When going to the dentist you may realise that in some cases the dentist takes a mould (or an impression) after preparing your teeth for a restoration.
To improve the design and creation of dental restorations (such as crowns, bridges, inlays or veneers), some dental practices may use CAD/CAM systems. By using this technology (you can find more information if you click here), dentists aim to improve the quality of restorations as well as complete a prosthesis in a much shorter time.
CAD/CAM systems are very complex computerized systems, which involve a lot of elements. Generally, a CAD/CAM system contains a 3D scanner, some computers on which the modulated tooth can be visible, an automated dental drill, and a dental vacuum cleaner. This is a very important process, which has a lot of advantages, both for the patient, and for the dentist.
First of all, the patient does not have to spend a lot of time using a temporary crown or a temporary bridge until the designed restoration is ready. Processing time is reduced because the entire procedure is performed by computer systems, and the operator must not be present all the time. In some cases, CAD/CAM systems allow practitioners to provide patients with crowns, inlays, or veneers in a single appointment.
The process has many advantages for the dentist as well. Treatment time is shortened, which gives the practitioner additional time for attending more patients. Besides that, CAD/CAM systems are highly accurate. The systems have a margin of error of less than 20 microns.
However, CAD/CAM restorations are considered less aesthetic than traditional restorations.
The dental technician or the dentist himself must be there to complete the job done by the computer. He must apply the last layers of porcelain, and this must be done effectively and rapidly, by the hands of someone who really knows his job. Basically, the dentist or the technician will have to spend time for the final touches and this will be down to the dentist’s skill and expertise.

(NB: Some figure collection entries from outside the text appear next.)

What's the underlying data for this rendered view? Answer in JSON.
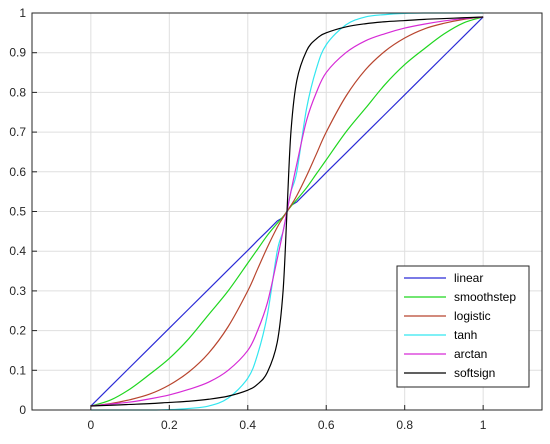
{
  "chart_data": {
    "type": "line",
    "title": "",
    "xlabel": "",
    "ylabel": "",
    "xlim": [
      -0.15,
      1.15
    ],
    "ylim": [
      0,
      1
    ],
    "x_ticks": [
      0,
      0.2,
      0.4,
      0.6,
      0.8,
      1
    ],
    "x_tick_labels": [
      "0",
      "0.2",
      "0.4",
      "0.6",
      "0.8",
      "1"
    ],
    "y_ticks": [
      0,
      0.1,
      0.2,
      0.3,
      0.4,
      0.5,
      0.6,
      0.7,
      0.8,
      0.9,
      1
    ],
    "y_tick_labels": [
      "0",
      "0.1",
      "0.2",
      "0.3",
      "0.4",
      "0.5",
      "0.6",
      "0.7",
      "0.8",
      "0.9",
      "1"
    ],
    "grid": true,
    "legend_position": "bottom-right",
    "x": [
      0,
      0.05,
      0.1,
      0.15,
      0.2,
      0.25,
      0.3,
      0.35,
      0.4,
      0.425,
      0.45,
      0.475,
      0.49,
      0.5,
      0.51,
      0.525,
      0.55,
      0.575,
      0.6,
      0.65,
      0.7,
      0.75,
      0.8,
      0.85,
      0.9,
      0.95,
      1
    ],
    "series": [
      {
        "name": "linear",
        "color": "#2b2bd6",
        "values": [
          0.01,
          0.059,
          0.108,
          0.157,
          0.206,
          0.255,
          0.304,
          0.353,
          0.402,
          0.427,
          0.451,
          0.476,
          0.485,
          0.5,
          0.515,
          0.524,
          0.549,
          0.573,
          0.598,
          0.647,
          0.696,
          0.745,
          0.794,
          0.843,
          0.892,
          0.941,
          0.99
        ]
      },
      {
        "name": "smoothstep",
        "color": "#1fd61f",
        "values": [
          0.01,
          0.025,
          0.053,
          0.09,
          0.13,
          0.18,
          0.24,
          0.3,
          0.37,
          0.405,
          0.44,
          0.47,
          0.487,
          0.5,
          0.513,
          0.53,
          0.56,
          0.595,
          0.63,
          0.7,
          0.76,
          0.82,
          0.87,
          0.91,
          0.947,
          0.975,
          0.99
        ]
      },
      {
        "name": "logistic",
        "color": "#b8452e",
        "values": [
          0.01,
          0.016,
          0.026,
          0.04,
          0.063,
          0.096,
          0.143,
          0.21,
          0.3,
          0.355,
          0.41,
          0.46,
          0.485,
          0.5,
          0.515,
          0.54,
          0.59,
          0.645,
          0.7,
          0.79,
          0.857,
          0.904,
          0.937,
          0.96,
          0.974,
          0.984,
          0.99
        ]
      },
      {
        "name": "tanh",
        "color": "#33e6f0",
        "values": [
          0.0,
          0.0,
          0.0,
          0.0,
          0.001,
          0.004,
          0.01,
          0.03,
          0.08,
          0.14,
          0.24,
          0.4,
          0.45,
          0.5,
          0.55,
          0.6,
          0.76,
          0.86,
          0.92,
          0.97,
          0.99,
          0.996,
          0.999,
          1.0,
          1.0,
          1.0,
          1.0
        ]
      },
      {
        "name": "arctan",
        "color": "#d62bd6",
        "values": [
          0.01,
          0.015,
          0.02,
          0.028,
          0.038,
          0.052,
          0.07,
          0.1,
          0.15,
          0.2,
          0.27,
          0.38,
          0.45,
          0.5,
          0.55,
          0.62,
          0.73,
          0.8,
          0.85,
          0.9,
          0.93,
          0.948,
          0.962,
          0.972,
          0.98,
          0.986,
          0.99
        ]
      },
      {
        "name": "softsign",
        "color": "#000000",
        "values": [
          0.01,
          0.012,
          0.014,
          0.016,
          0.019,
          0.022,
          0.027,
          0.035,
          0.05,
          0.065,
          0.095,
          0.17,
          0.3,
          0.5,
          0.7,
          0.83,
          0.905,
          0.935,
          0.95,
          0.965,
          0.973,
          0.978,
          0.981,
          0.984,
          0.986,
          0.988,
          0.99
        ]
      }
    ]
  },
  "colors": {
    "axis": "#262626",
    "grid": "#dfdfdf",
    "legend_border": "#262626"
  }
}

Here we can talk about the needs of the beneficiary. The colour and the material, this are things that the technician or the dentist can establish with the patient before desining the restoration. CAD/CAM dentistry means a lot of work is done by “simply clicking” the systems command buttons. This can be a huge help, especially if we consider the amount of work that is involved when fabricating a dental prosthesis.
The only requirement is to have “an operator” who knows the technology and pays attention to details . Beyond that, the procedure is simple, and it does not cost a lot of money (although it is more expensive than traditional dentistry).
Anyone can benefit from it : everyone who believes that his health means something, anyone who understands the importance of having all the teeth in their place. Many dental practitioners believe that CAD/CAM dentistry means the future in the dentist area.